Possible augmentation: negative portability lints

In some sense “don’t use infallible allocation” is the same kind of constraint that kernel code has for “don’t use floats”. The latter is intended to be handled by negative portability lints, so we can do that too.

portability lints were spec’d here: https://github.com/rust-lang/rfcs/blob/master/text/1868-portability-lint.md

But the negative version (removing portability assumptions) was left as future work.

Strawman syntax – add maybe as a cfg selector in analogy to ?Sized:

// In liballoc
impl<T> Vec<T> {
    // No need to mark push, implicitly #[cfg(std)] ?
    fn push(elem: T) { ... }

    // Say try_push doesn't infallibly allocate -- forces verification of body
    #[cfg(maybe(infallible_allocation))]
    fn try_push(elem: T) -> Result<(), AllocFailure> { ... }
}



// In your code
#![cfg(maybe(infallible_allocation))]
/* a bunch of functions/types that shouldn't use infallible allocation */

// or (equivalent)
#[cfg(maybe(infallible_alloction))]
mod allocation_sensitive_task;

// or (more granular)
#[cfg(maybe(infallible_allocation))]
fn process_task() {
    /* will get warning if any function called isn't #[cfg(maybe(infallible_allocation))] */
}

Note this analysis is local, so if you call any undecorated function from a third-party library, you’ll get a warning.
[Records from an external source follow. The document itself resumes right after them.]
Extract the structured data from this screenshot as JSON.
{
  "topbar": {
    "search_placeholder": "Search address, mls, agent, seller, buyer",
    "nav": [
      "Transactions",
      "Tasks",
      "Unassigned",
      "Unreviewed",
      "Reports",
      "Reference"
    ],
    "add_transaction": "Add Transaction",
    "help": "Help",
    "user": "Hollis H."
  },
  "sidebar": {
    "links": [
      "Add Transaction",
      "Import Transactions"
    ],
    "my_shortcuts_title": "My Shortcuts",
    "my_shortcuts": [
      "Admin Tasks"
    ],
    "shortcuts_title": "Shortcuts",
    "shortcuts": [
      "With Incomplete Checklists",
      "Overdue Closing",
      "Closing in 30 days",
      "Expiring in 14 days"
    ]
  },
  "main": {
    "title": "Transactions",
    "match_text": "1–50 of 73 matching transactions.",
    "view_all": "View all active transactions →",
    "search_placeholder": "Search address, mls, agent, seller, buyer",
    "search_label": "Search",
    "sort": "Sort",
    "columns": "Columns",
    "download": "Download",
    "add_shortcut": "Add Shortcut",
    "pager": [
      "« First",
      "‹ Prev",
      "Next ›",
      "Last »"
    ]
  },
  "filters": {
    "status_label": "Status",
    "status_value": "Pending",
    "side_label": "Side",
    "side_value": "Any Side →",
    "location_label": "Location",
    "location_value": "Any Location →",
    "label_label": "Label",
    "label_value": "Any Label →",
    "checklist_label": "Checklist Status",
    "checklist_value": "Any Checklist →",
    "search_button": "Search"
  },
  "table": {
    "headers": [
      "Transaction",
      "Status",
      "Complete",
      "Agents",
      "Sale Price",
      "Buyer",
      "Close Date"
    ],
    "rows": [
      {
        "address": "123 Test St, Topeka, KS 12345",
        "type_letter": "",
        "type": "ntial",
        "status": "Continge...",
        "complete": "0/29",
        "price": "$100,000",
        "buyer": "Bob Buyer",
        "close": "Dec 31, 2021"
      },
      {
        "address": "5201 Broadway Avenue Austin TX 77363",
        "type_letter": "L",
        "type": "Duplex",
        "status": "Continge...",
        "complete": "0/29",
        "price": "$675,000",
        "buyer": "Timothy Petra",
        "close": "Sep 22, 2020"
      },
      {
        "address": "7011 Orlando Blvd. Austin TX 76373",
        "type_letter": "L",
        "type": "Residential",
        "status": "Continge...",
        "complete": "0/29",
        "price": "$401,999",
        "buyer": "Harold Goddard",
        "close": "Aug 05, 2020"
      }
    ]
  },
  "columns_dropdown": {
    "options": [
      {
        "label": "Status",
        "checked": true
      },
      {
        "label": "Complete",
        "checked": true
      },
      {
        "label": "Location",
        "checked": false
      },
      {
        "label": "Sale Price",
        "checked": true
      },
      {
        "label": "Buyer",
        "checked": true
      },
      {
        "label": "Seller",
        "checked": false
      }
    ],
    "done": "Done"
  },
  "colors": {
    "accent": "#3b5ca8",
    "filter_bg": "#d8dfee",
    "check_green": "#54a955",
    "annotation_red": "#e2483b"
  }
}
This is a bit annoying, but strictly correct insofar as longterm stability is concerned: they should publicly declare that they guarantee this. In this vein, adding a #[cfg(maybe)] from a public item isn’t a breaking change, but removing one is.

This will also require a ton of careful stdlib decorating (don’t want to promise things we shouldn’t).

Interviews

I interviewed several people with industry experience in this problem, only some stakeholders in Rust providing this API (noted here).

Interview with Ehsan (Gecko dev; doesn’t use Rust for it):

Gecko has fallible allocation in its standard collection types. Distinction can be done at the type level or method level – there are factions that disagree on the right approach, and the issue doesn’t appear to be settled?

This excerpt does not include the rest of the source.